3.5-D Blocking Optimization for Stencil Computations on Modern CPUs and GPUs
Throughput Computing Lab, Intel Corporation
International Conference for High Performance Computing, Networking, Storage and Analysis (SC), 2010
@inproceedings{nguyen20103,
title={3.5-D Blocking Optimization for Stencil Computations on Modern CPUs and GPUs},
author={Nguyen, A. and Satish, N. and Chhugani, J. and Kim, C. and Dubey, P.},
booktitle={Proceedings of the 2010 ACM/IEEE International Conference for High Performance Computing, Networking, Storage and Analysis},
pages={1–13},
year={2010},
organization={IEEE Computer Society}
}
Stencil computation sweeps over a spatial grid over multiple time steps to perform nearest-neighbor computations.
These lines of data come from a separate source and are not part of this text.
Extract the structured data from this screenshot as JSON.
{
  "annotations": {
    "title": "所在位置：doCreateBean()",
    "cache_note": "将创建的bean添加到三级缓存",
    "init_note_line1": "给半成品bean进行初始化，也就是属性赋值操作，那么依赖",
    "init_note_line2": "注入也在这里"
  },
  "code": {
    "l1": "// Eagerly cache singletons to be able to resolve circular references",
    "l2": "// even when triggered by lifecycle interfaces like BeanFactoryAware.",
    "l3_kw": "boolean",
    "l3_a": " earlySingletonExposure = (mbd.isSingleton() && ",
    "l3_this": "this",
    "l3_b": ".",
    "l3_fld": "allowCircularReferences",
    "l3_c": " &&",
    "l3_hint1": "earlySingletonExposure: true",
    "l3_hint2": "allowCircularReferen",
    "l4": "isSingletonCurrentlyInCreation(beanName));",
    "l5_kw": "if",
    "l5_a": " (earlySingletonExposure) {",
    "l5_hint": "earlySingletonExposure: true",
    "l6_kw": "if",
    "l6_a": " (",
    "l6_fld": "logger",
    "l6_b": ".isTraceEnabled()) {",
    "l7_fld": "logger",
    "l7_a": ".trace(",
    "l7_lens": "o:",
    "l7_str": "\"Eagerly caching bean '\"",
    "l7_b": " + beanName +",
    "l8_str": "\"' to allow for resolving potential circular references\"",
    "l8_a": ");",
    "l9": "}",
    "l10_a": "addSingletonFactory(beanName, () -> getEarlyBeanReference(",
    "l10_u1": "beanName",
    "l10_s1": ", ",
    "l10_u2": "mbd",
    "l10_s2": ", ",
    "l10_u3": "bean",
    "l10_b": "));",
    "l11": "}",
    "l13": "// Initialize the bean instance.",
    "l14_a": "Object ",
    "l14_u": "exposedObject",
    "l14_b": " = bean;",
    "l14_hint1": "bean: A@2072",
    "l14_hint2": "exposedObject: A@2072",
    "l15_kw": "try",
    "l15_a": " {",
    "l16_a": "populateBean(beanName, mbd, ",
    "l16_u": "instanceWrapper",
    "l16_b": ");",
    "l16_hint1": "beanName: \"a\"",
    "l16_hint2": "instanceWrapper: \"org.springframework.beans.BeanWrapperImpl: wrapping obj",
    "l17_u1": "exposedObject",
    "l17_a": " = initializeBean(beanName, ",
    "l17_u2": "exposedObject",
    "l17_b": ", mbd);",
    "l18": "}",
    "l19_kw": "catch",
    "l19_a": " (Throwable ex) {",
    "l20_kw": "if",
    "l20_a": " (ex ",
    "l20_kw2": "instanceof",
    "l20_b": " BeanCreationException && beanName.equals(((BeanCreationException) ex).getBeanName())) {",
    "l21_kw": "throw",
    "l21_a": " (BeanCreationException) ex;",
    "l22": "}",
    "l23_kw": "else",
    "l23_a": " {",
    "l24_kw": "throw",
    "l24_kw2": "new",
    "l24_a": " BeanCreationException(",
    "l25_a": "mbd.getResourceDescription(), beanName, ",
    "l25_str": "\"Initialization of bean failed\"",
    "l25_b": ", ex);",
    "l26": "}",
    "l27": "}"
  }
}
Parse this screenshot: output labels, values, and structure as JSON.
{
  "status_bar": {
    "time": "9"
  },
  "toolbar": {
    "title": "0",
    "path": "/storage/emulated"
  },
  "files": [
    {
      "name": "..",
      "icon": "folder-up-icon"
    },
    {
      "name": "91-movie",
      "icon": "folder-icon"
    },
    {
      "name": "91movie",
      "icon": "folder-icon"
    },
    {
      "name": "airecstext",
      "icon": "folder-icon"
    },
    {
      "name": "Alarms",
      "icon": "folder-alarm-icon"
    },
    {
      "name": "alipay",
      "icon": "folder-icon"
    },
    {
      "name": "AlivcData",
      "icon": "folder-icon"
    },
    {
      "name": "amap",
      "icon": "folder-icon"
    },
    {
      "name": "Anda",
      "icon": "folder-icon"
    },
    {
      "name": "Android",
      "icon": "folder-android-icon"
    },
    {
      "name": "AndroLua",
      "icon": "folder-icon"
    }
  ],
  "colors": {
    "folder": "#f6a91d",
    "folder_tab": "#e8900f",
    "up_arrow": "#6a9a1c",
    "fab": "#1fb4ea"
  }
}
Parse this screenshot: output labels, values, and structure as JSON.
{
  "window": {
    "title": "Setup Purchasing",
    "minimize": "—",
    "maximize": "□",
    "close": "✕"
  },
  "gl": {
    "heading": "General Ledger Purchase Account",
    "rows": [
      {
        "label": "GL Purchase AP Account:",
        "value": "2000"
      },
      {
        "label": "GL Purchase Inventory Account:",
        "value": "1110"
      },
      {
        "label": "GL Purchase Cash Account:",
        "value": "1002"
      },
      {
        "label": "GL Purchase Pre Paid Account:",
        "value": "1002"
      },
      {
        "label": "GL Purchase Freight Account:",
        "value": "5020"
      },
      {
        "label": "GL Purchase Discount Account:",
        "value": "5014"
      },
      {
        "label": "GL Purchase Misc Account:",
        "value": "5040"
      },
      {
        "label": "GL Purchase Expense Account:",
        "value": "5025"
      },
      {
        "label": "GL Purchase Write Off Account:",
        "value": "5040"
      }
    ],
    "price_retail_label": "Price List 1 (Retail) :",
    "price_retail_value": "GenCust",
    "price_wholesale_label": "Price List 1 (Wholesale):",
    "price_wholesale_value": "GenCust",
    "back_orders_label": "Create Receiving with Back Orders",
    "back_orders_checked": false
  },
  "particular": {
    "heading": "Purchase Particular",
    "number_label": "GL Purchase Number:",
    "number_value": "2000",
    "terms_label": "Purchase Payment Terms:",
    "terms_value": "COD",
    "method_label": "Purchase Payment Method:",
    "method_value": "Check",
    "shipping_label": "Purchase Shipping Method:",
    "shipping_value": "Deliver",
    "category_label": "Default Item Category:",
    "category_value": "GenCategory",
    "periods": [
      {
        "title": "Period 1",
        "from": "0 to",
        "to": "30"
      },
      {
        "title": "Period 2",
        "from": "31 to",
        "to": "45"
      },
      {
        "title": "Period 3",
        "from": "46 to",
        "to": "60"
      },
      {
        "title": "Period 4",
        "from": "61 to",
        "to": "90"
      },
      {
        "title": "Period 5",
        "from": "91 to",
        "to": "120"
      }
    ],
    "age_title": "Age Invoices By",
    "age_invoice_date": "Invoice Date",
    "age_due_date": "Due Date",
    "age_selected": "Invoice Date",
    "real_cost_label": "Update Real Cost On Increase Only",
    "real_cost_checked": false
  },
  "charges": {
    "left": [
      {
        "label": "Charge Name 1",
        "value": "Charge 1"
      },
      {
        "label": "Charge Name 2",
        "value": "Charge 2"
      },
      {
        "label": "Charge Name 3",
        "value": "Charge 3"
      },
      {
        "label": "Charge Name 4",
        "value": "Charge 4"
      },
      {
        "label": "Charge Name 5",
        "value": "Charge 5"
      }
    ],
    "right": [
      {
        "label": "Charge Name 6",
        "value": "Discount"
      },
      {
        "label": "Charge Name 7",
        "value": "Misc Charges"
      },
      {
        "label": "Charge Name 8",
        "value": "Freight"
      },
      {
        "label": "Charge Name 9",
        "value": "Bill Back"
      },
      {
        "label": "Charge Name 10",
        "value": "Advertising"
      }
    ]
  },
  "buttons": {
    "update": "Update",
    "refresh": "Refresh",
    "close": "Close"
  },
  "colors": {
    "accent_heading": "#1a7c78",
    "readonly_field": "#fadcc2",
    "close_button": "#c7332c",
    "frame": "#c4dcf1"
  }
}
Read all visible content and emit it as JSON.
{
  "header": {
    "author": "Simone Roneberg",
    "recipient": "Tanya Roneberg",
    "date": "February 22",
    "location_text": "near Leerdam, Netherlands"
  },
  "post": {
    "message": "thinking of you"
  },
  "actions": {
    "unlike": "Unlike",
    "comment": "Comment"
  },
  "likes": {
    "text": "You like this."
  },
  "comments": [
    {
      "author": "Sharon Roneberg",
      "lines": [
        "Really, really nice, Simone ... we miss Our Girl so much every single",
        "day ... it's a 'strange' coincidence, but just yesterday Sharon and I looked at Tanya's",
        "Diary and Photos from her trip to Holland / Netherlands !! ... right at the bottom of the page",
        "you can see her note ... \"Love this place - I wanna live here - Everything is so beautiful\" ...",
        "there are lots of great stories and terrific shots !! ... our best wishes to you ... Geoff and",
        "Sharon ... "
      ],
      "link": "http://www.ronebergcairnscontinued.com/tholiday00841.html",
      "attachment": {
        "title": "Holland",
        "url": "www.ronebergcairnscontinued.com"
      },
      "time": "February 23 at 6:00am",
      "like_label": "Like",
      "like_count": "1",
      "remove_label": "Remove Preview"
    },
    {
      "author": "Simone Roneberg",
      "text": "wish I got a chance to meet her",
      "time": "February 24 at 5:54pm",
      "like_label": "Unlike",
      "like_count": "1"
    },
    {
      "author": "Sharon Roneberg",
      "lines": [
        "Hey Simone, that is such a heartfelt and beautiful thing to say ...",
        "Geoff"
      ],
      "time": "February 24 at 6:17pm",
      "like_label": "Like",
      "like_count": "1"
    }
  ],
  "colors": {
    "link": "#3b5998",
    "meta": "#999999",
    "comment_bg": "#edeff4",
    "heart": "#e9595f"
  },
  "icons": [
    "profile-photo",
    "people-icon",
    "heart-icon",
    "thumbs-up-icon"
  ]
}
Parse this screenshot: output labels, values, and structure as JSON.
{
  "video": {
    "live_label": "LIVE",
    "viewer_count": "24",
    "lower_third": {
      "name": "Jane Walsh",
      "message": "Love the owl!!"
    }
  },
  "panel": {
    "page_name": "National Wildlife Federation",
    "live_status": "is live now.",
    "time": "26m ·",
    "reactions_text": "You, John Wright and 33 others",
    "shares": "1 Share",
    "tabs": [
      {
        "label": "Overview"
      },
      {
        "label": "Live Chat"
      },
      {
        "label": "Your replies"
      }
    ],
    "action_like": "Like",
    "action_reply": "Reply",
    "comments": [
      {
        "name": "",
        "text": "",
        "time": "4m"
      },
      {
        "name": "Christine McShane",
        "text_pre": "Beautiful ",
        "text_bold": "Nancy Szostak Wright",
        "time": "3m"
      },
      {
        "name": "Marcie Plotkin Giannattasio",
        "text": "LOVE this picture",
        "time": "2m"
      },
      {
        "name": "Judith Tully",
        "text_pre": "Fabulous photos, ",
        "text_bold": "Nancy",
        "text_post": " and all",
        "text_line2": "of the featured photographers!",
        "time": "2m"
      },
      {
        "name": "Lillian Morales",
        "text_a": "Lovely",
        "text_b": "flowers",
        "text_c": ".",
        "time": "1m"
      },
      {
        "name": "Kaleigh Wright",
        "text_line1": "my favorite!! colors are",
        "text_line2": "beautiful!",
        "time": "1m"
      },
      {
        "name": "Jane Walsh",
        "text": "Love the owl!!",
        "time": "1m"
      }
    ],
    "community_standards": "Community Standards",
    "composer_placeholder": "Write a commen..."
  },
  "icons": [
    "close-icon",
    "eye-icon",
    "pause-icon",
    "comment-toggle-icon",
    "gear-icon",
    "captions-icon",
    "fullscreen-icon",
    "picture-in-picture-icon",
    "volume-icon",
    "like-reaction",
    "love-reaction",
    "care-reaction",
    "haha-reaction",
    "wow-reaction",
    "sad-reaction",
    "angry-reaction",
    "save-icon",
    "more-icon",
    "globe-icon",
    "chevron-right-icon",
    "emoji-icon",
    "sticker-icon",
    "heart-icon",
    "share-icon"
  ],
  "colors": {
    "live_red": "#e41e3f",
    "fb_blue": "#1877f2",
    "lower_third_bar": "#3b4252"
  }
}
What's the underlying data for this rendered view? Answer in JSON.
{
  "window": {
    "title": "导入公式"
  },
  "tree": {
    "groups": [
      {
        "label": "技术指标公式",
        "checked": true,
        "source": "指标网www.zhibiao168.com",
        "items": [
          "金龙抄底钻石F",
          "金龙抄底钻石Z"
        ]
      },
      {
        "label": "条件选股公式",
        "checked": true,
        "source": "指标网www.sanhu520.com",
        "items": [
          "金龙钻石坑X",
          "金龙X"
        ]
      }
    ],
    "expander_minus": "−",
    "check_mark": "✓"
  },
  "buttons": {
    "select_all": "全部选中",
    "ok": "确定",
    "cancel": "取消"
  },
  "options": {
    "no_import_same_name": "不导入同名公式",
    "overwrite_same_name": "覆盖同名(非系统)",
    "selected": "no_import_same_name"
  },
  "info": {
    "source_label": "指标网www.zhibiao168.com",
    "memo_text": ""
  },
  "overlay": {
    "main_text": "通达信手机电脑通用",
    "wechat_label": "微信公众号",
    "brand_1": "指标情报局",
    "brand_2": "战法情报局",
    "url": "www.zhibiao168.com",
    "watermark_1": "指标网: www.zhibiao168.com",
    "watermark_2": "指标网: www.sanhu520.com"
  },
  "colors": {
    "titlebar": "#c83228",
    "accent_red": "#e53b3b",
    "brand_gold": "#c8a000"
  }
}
The bandwidth-to-compute requirement for a large class of stencil kernels is very high, and their performance is bound by the available memory bandwidth. Since memory bandwidth grows slower than compute, the performance of stencil kernels will not scale with increasing compute density. We present a novel 3.5D-blocking algorithm that performs 2.5D-spatial and temporal blocking of the input grid into on-chip memory for both CPUs and GPUs. The resultant algorithm is amenable to both thread- level and data-level parallelism, and scales near-linearly with the SIMD width and multiple-cores. Our performance numbers are faster or comparable to state-of-the-art-stencil implementations on CPUs and GPUs. Our implementation of 7-point-stencil is 1.5X-faster on CPUs, and 1.8X faster on GPUs for single- precision floating point inputs than previously reported numbers. For Lattice Boltzmann methods, the corresponding speedup number on CPUs is 2.1X.